Blackouts are diagnosed clinically, but some investigations can support the diagnosis, identify the underlying cause, and clarify the epilepsy syndrome diagnosis. However, investigations rarely substitute for an accurate history and eye-witnessed account.
ECG is the most important initial investigation. Although the interictal ECG is normal in patients with epilepsy, and no particular ECG features predict propensity to SUDEP, its value is to identify or exclude epilepsy mimics, e.g., long QT syndrome, hypertrophic cardiomyopathy. These conditions, though rare, are potentially preventable causes of sudden death. Furthermore, specialized cardiology tests may then be indicated, e.g., head-up tilt-table testing, echocardiography, and prolonged heart rate monitoring.
Electroencephalography, initially developed in the early 20th century, analyzes small electrical changes produced by the superficial cerebral cortex, measured by using scalp electrodes. Patients and doctors often wrongly regard EEG as a diagnostic test for epilepsy and a routine investigation for blackouts. However, unless an actual seizure is captured on the recording, an EEG can only support a clinical diagnosis of epilepsy.
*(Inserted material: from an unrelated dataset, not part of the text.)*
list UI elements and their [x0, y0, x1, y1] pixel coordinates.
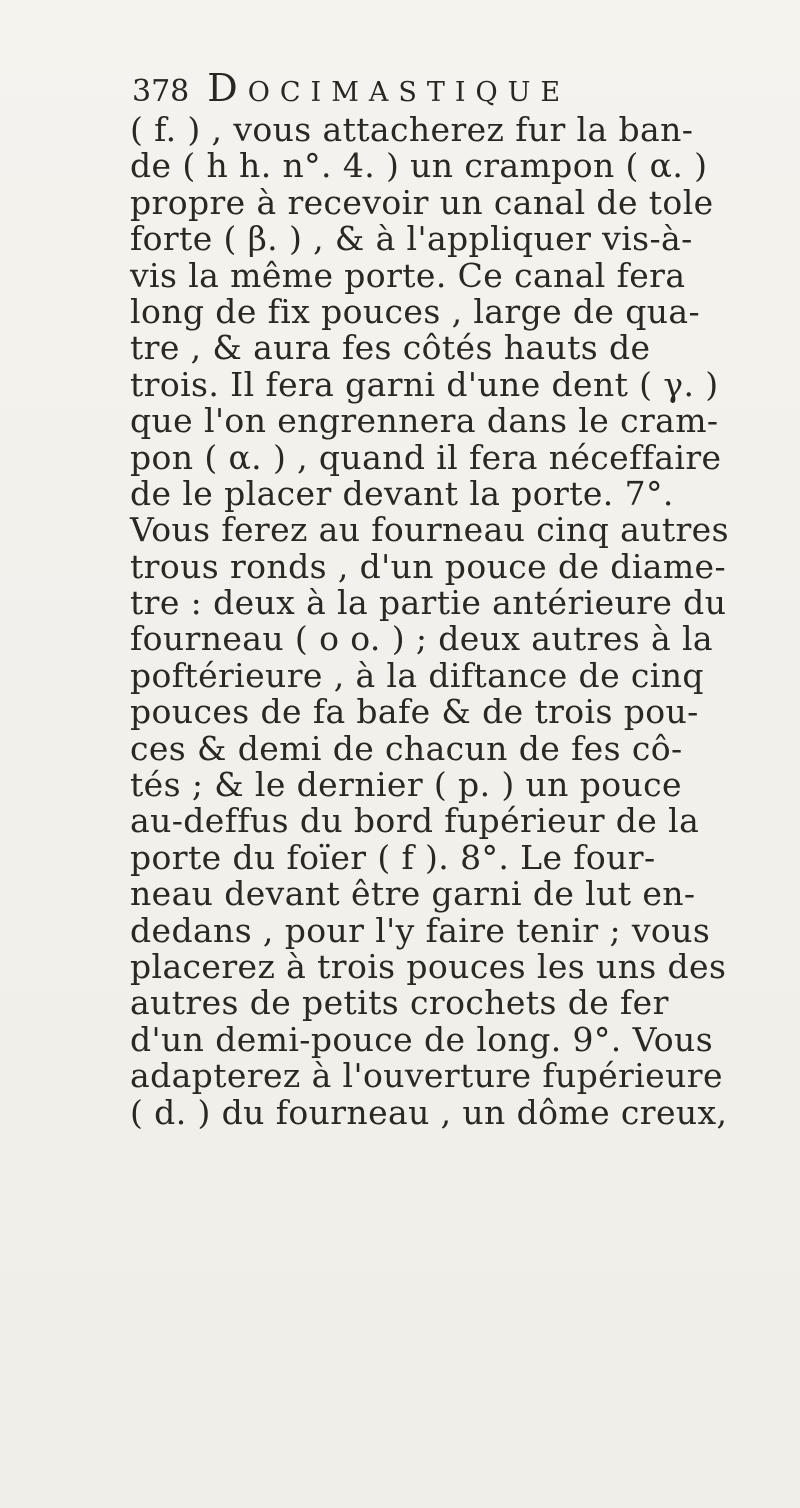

"Epileptiform" activity on an EEG does not necessarily mean that the diagnosis is epilepsy; 0.5-3% of the healthy population have an abnormal EEG.12 Epileptiform activity without epilepsy may accompany brain tumors, severe intellectual disability, congenital brain injury, and may follow brain surgery. Conversely, the EEG is often normal in people with epilepsy. Even during seizures, surface EEG is may not capture abnormal electrical discharges (rarely) if the epileptic focus is buried deeply within the cerebral cortex.
Therefore an EEG must only be interpreted in the correct clinical context; a full description of the attacks is essential to the EEG reporter. A routine baseline, interictal EEG lasts 20-30 minutes and involves recording during wakefulness (including a period of hyperventilation and of photic stimulation). Video recording of the procedure is helpful, because it provides a visual record of any events. Recording soon after the last seizure can increase the EEG yield further, as can repeating the awake recording, recording during sleep following prior sleep deprivation, or making more prolonged recordings over days.